Reuters / Eduardo Munoz
Just before 2 pm EDT, the New York City Police Department called via Twitter for photos of citizens with its officers. Almost immediately the campaign #myNYPD seemed to backfire, as users flooded the hashtag with photos decrying alleged police brutality.
The #myNYPD hashtag trended nationwide not long after the above NYPD tweet.
The hashtag gave users an opportunity to recall several individuals involved in major cases of NYPD brutality, false accusations, or extrajudicial execution, including Amadou Diallo, Sean Bell, Ramarley Graham, Abner Louima, Kimani Gray, the Central Park Five, and a peaceful Occupy Wall Street demonstrator - Cecily McMillan - who is currently on trial and may face years in prison despite being beaten into a seizure by officers back in 2012.
A photo of Louima:
'Let's do a Twitter hashtag.' 'Good idea, boss.' 'Who uses Twitter?' 'Who cares, let's do it.' #myNYPD
- Molly Knefel (@mollyknefel) April 22, 2014
Someone's getting fired today. #myNYPD
- ⓒⓗⓡⓘⓢ (@omgsocurly) April 22, 2014
The department responded with a statement at about 6:30 pm EDT.

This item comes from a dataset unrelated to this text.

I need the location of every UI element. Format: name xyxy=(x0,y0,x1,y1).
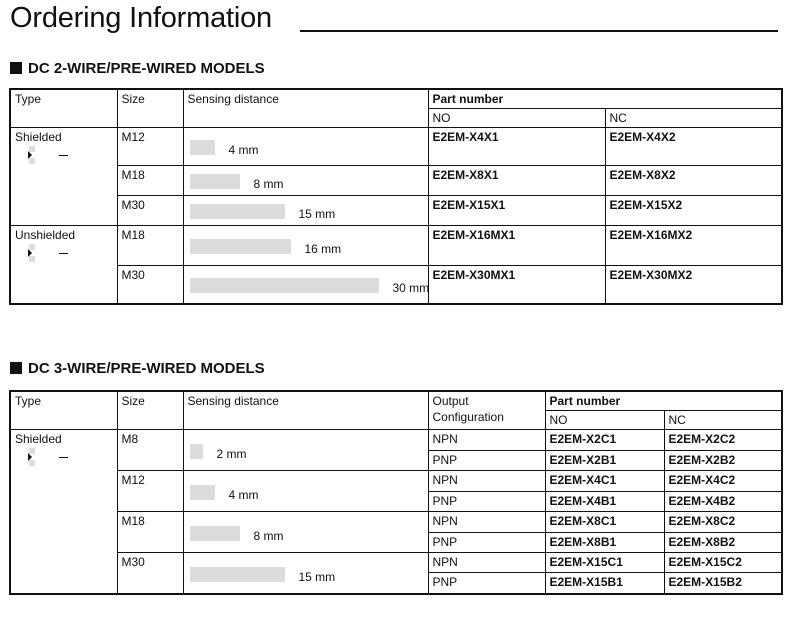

'The NYPD is creating new ways to communicate effectively with the community. Twitter provides an open forum for an uncensored exchange and this is an open dialogue good for our city.'
The NYPD's unforced blunder is akin to JPMorgan Chase's planned Q&A session in November. The financial giant called for inquiries via the hashtag #AskJPM. JPMorgan was compelled to cancel the event when the hashtag was bombarded with criticism of the bank's operations.